Lu’s hearing was not good. I suspected at the the time, and have been convinced since, that he had misunderstood one of Ayn’s remarks.
One indication is that in ten minutes or so everything had quieted down. Another is that on no other occasion did I know Lu to be personally rude to anyone. (Argumentative, yes.)
Long afterwards, Ayn Rand and Lu Mises showed that they admired each other. Ayn continued to preach “selfishness”; but now in deference to Mises she added insistence on the need for “human cooperation.” She did this with no sense of inconsistency.
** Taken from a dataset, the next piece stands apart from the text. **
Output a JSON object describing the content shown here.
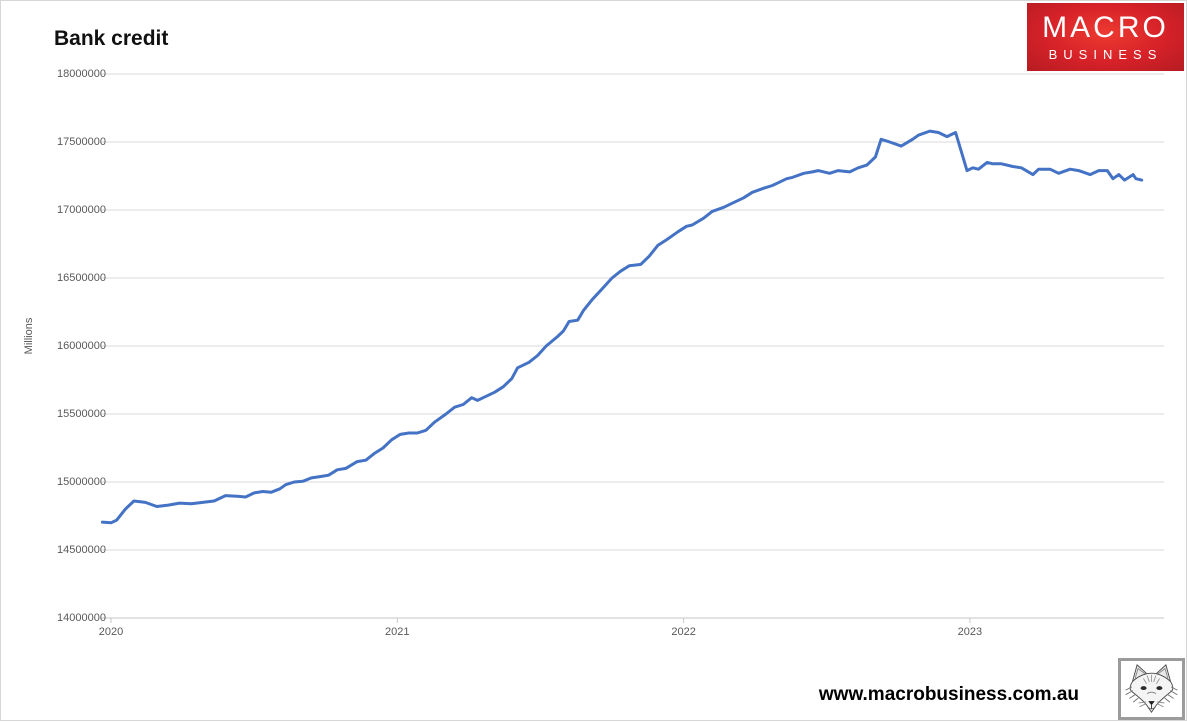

A few years after that dinner party — which must have been close to forty years ago [Hazlitt's letter is dated March 13, 1982] — meeting Ayn, I said: “Lu Mises and I were talking about you the other day. He called you, ‘the most courageous man in America.’” “Did he say ‘man’?” Ayn asked eagerly. “Yes,” I assured her. She was delighted.
So there you have the source of the other another legendary Mises-Rand anecdote as well. And good for Rand for taking Mises’s quip as a compliment.